2021年11月17日水曜日

短かくもあり、短くもなし

 アントン・ヴェーバーンの《6つのバガテル》作品91913)のうち半数は30秒前後の曲であり、最長の曲でも120秒弱しかない。が、聴いていても不思議と短さを感じない。むしろ逆に、30秒という時間が存外長いことに驚かされる。

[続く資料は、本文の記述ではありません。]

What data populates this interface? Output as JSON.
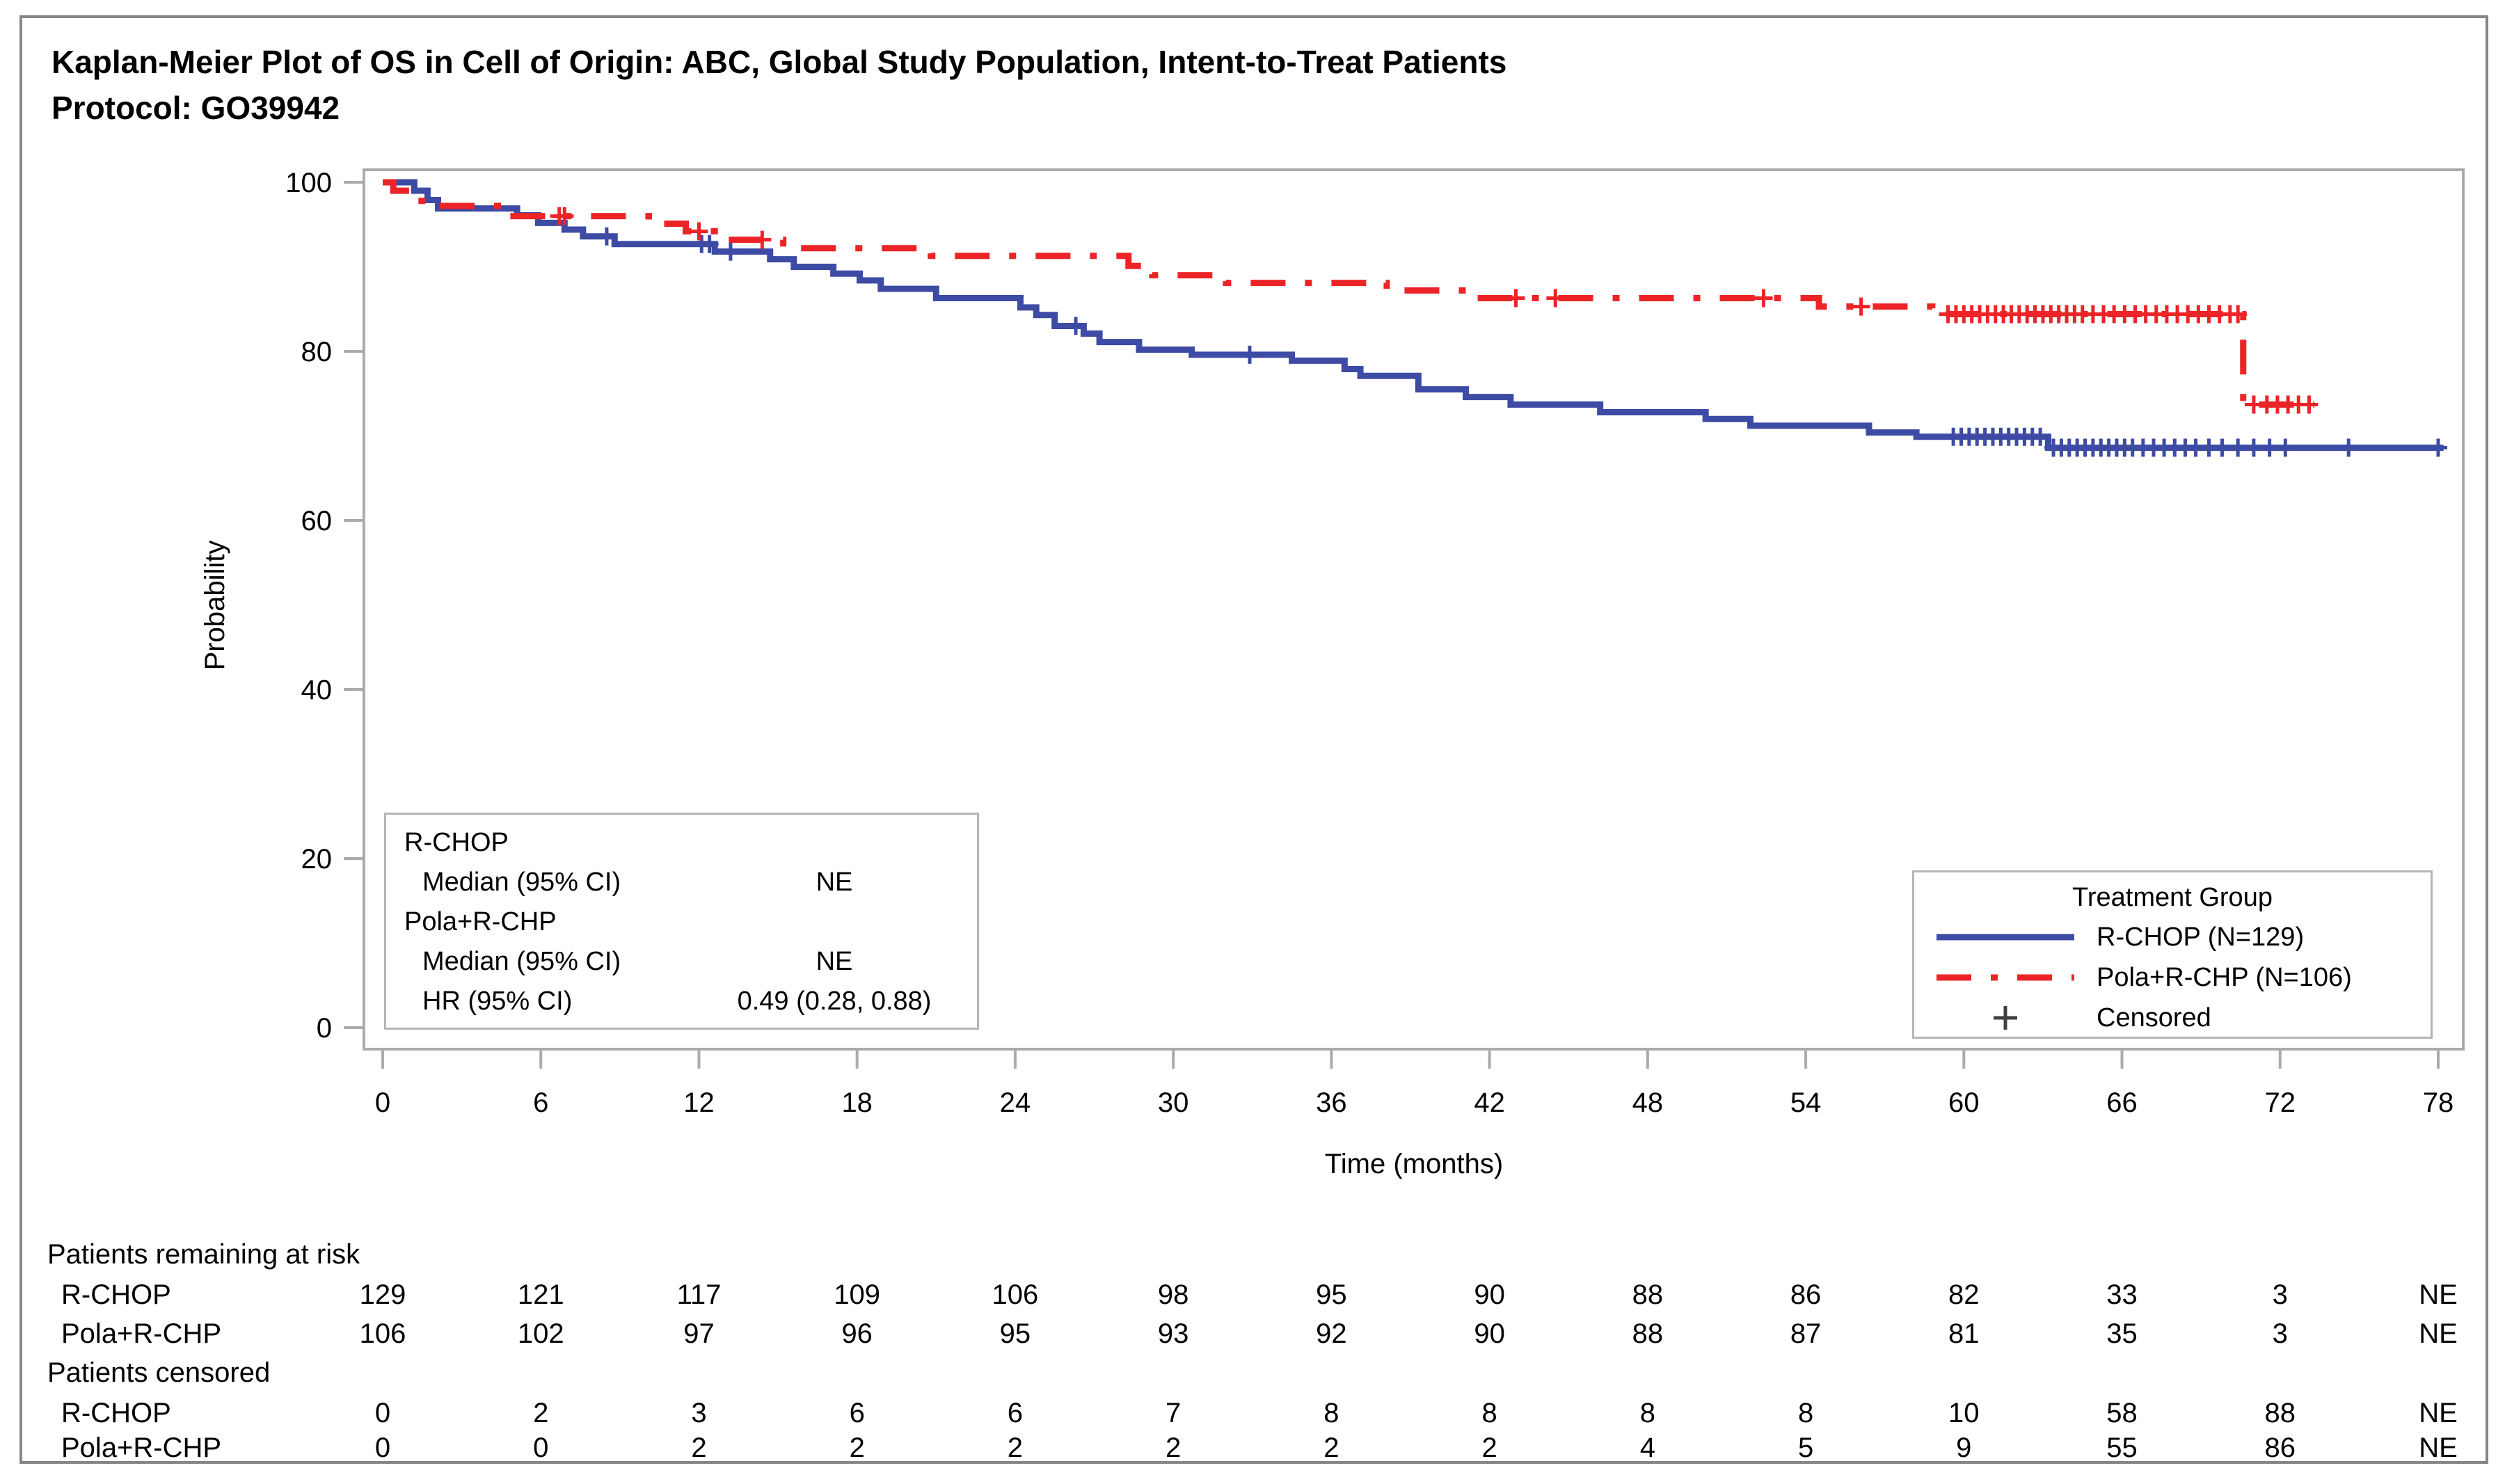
{
  "figure": {
    "title_line1": "Kaplan-Meier Plot of OS in Cell of Origin: ABC, Global Study Population, Intent-to-Treat Patients",
    "title_line2": "Protocol: GO39942"
  },
  "axes": {
    "y_label": "Probability",
    "x_label": "Time (months)",
    "y_ticks": [
      0,
      20,
      40,
      60,
      80,
      100
    ],
    "x_ticks": [
      0,
      6,
      12,
      18,
      24,
      30,
      36,
      42,
      48,
      54,
      60,
      66,
      72,
      78
    ]
  },
  "stats_box": {
    "rows": [
      {
        "label": "R-CHOP",
        "value": ""
      },
      {
        "label": "Median (95% CI)",
        "value": "NE"
      },
      {
        "label": "Pola+R-CHP",
        "value": ""
      },
      {
        "label": "Median (95% CI)",
        "value": "NE"
      },
      {
        "label": "HR (95% CI)",
        "value": "0.49 (0.28, 0.88)"
      }
    ]
  },
  "legend": {
    "title": "Treatment Group",
    "items": [
      {
        "label": "R-CHOP (N=129)",
        "marker": "solid-line",
        "color": "#3D4BA5"
      },
      {
        "label": "Pola+R-CHP (N=106)",
        "marker": "dash-dot-line",
        "color": "#EC2427"
      },
      {
        "label": "Censored",
        "marker": "plus",
        "color": "#404040"
      }
    ]
  },
  "chart_data": {
    "type": "line",
    "subtype": "kaplan-meier-step",
    "title": "Kaplan-Meier Plot of OS in Cell of Origin: ABC, Global Study Population, Intent-to-Treat Patients",
    "xlabel": "Time (months)",
    "ylabel": "Probability",
    "xlim": [
      0,
      78
    ],
    "ylim": [
      0,
      100
    ],
    "grid": false,
    "legend_position": "lower-right",
    "series": [
      {
        "name": "R-CHOP (N=129)",
        "color": "#3D4BA5",
        "line_style": "solid",
        "steps": [
          [
            0,
            100
          ],
          [
            1.2,
            99.0
          ],
          [
            1.7,
            97.9
          ],
          [
            2.1,
            96.9
          ],
          [
            5.1,
            96.1
          ],
          [
            5.9,
            95.2
          ],
          [
            6.9,
            94.4
          ],
          [
            7.6,
            93.6
          ],
          [
            8.8,
            92.7
          ],
          [
            12.6,
            91.8
          ],
          [
            14.7,
            90.9
          ],
          [
            15.6,
            90.0
          ],
          [
            17.1,
            89.2
          ],
          [
            18.1,
            88.4
          ],
          [
            18.9,
            87.4
          ],
          [
            21.0,
            86.3
          ],
          [
            24.2,
            85.2
          ],
          [
            24.8,
            84.3
          ],
          [
            25.5,
            83.0
          ],
          [
            26.6,
            82.1
          ],
          [
            27.2,
            81.1
          ],
          [
            28.7,
            80.2
          ],
          [
            30.7,
            79.6
          ],
          [
            34.5,
            78.9
          ],
          [
            36.5,
            77.9
          ],
          [
            37.1,
            77.1
          ],
          [
            39.3,
            75.5
          ],
          [
            41.1,
            74.6
          ],
          [
            42.8,
            73.7
          ],
          [
            46.2,
            72.8
          ],
          [
            50.2,
            72.0
          ],
          [
            51.9,
            71.2
          ],
          [
            56.4,
            70.4
          ],
          [
            58.2,
            69.9
          ],
          [
            63.2,
            68.6
          ]
        ],
        "end_time": 78.2,
        "censor_times": [
          8.5,
          12.1,
          12.4,
          13.2,
          26.3,
          32.9,
          59.6,
          59.9,
          60.2,
          60.5,
          60.8,
          61.1,
          61.4,
          61.7,
          62.0,
          62.3,
          62.6,
          62.9,
          63.4,
          63.7,
          64.0,
          64.3,
          64.6,
          64.9,
          65.2,
          65.5,
          65.8,
          66.1,
          66.4,
          66.8,
          67.2,
          67.6,
          68.0,
          68.4,
          68.8,
          69.3,
          69.8,
          70.4,
          71.0,
          71.6,
          72.2,
          74.6,
          78.0
        ]
      },
      {
        "name": "Pola+R-CHP (N=106)",
        "color": "#EC2427",
        "line_style": "dash-dot",
        "steps": [
          [
            0,
            100
          ],
          [
            0.4,
            99.0
          ],
          [
            1.1,
            97.8
          ],
          [
            1.9,
            97.2
          ],
          [
            4.8,
            96.0
          ],
          [
            10.1,
            95.1
          ],
          [
            11.5,
            94.2
          ],
          [
            12.6,
            93.2
          ],
          [
            15.2,
            92.2
          ],
          [
            20.8,
            91.3
          ],
          [
            28.3,
            90.1
          ],
          [
            29.2,
            89.0
          ],
          [
            32.0,
            88.1
          ],
          [
            38.1,
            87.2
          ],
          [
            41.5,
            86.3
          ],
          [
            54.5,
            85.3
          ],
          [
            58.8,
            84.4
          ],
          [
            70.6,
            73.7
          ]
        ],
        "end_time": 73.3,
        "censor_times": [
          6.7,
          6.9,
          12.0,
          14.4,
          43.0,
          44.5,
          52.4,
          56.1,
          59.4,
          59.7,
          60.0,
          60.3,
          60.6,
          60.9,
          61.2,
          61.5,
          61.8,
          62.1,
          62.4,
          62.7,
          63.0,
          63.3,
          63.6,
          63.9,
          64.2,
          64.5,
          64.9,
          65.3,
          65.7,
          66.1,
          66.5,
          66.9,
          67.3,
          67.7,
          68.1,
          68.5,
          68.9,
          69.3,
          69.7,
          70.1,
          70.4,
          71.0,
          71.5,
          71.9,
          72.3,
          72.7,
          73.1
        ]
      }
    ],
    "annotations": {
      "hr_text": "HR (95% CI) 0.49 (0.28, 0.88)",
      "median_r_chop": "NE",
      "median_pola_r_chp": "NE"
    }
  },
  "risk_table": {
    "times": [
      0,
      6,
      12,
      18,
      24,
      30,
      36,
      42,
      48,
      54,
      60,
      66,
      72,
      78
    ],
    "sections": [
      {
        "header": "Patients remaining at risk",
        "rows": [
          {
            "label": "R-CHOP",
            "values": [
              "129",
              "121",
              "117",
              "109",
              "106",
              "98",
              "95",
              "90",
              "88",
              "86",
              "82",
              "33",
              "3",
              "NE"
            ]
          },
          {
            "label": "Pola+R-CHP",
            "values": [
              "106",
              "102",
              "97",
              "96",
              "95",
              "93",
              "92",
              "90",
              "88",
              "87",
              "81",
              "35",
              "3",
              "NE"
            ]
          }
        ]
      },
      {
        "header": "Patients censored",
        "rows": [
          {
            "label": "R-CHOP",
            "values": [
              "0",
              "2",
              "3",
              "6",
              "6",
              "7",
              "8",
              "8",
              "8",
              "8",
              "10",
              "58",
              "88",
              "NE"
            ]
          },
          {
            "label": "Pola+R-CHP",
            "values": [
              "0",
              "0",
              "2",
              "2",
              "2",
              "2",
              "2",
              "2",
              "4",
              "5",
              "9",
              "55",
              "86",
              "NE"
            ]
          }
        ]
      }
    ]
  }
}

 ただし、それはあくまでもよい演奏でのこと。今日、手持ちのCDのうち、この手の音楽の演奏には定評のあった某団体の録音を聴き始めたところ、あまりの味気なさ、素っ気なさに途中で嫌になってしまった。音の出来事をただ羅列しただけのような演奏であり、30秒はただの30秒でしかなかったのである(同じディスクにはヴェーバーン若き日の作品番号なしの弦楽四重奏曲も収められているのだが、これがまた味気ないこと夥しい。作品の濃密なロマンティシズムが雲散霧消してしまっているのだ)。そこで、口直しにイタリア四重奏団の録音を聴いたが、こちらはまことにすばらしい。音の出来事の連なりが1つのドラマをなしており、30秒は実測時間以上の広がりと深みを持っていた。そして、こうしら演奏を聴くと、ヴェーバーンがそれまでの西洋音楽の伝統の上に創作を行っていたことが改めてよくわかる。

 人には常に「今」しかなく、生きている限りはその「今」をどう充実させるかが問題である――ヴェーバーンの無調時代の「短い」曲は、その問題をまさに眼(耳)前に突きつけているかのようだ。